You can run Spark ML jobs with AWS Glue, a serverless ETL (extract, transform, load) service, from your Amazon SageMaker notebook. You can also connect to existing EMR clusters to run Spark ML jobs with Amazon EMR. To do this, you need an AWS Identity and Access Management (IAM) role that grants permission for making calls from your Amazon SageMaker notebook to AWS Glue.

Note
Currently, AWS Glue supports only Python 2.7.

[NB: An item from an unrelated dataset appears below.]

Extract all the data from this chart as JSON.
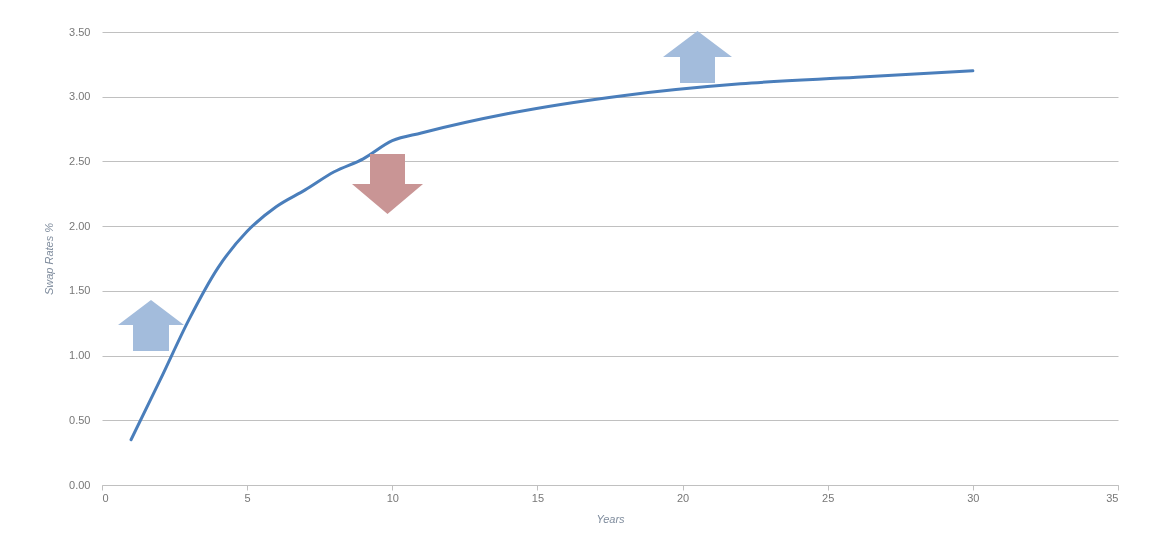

After engineering features, you package and serialize Spark ML jobs with MLeap into MLeap containers that you can add to an inference pipeline. You don’t need to use externally managed Spark clusters. With this approach, you can seamlessly scale from a sample of rows to terabytes of data. The same transformers work for both training and inference, so you don’t need to duplicate preprocessing and feature engineering logic or develop a one-time solution to make the models persist. With inference pipelines, you don’t need to maintain outside infrastructure, and you can make predictions directly from data inputs.

When you run a Spark ML job on AWS Glue, a Spark ML pipeline is serialized into MLeap format. Then, you can use the job with the SparkML Model Serving Container in an Amazon SageMaker Inference Pipeline.MLeap is a serialization format and execution engine for machine learning pipelines. It supports Spark, Scikit-learn, and TensorFlow for training pipelines and exporting them to a serialized pipeline called an MLeap Bundle. You can deserialize Bundles back into Spark for batch-mode scoring or into the MLeap runtime to power real-time API services.

You can run and package scikit-learn jobs into containers directly in Amazon SageMaker. For an example of Python code for building a scikit-learn featurizer model that trains on Fisher’s Iris flower data set and predicts the species of Iris based on morphological measurements, see IRIS Training and Prediction with Sagemaker Scikit-learn.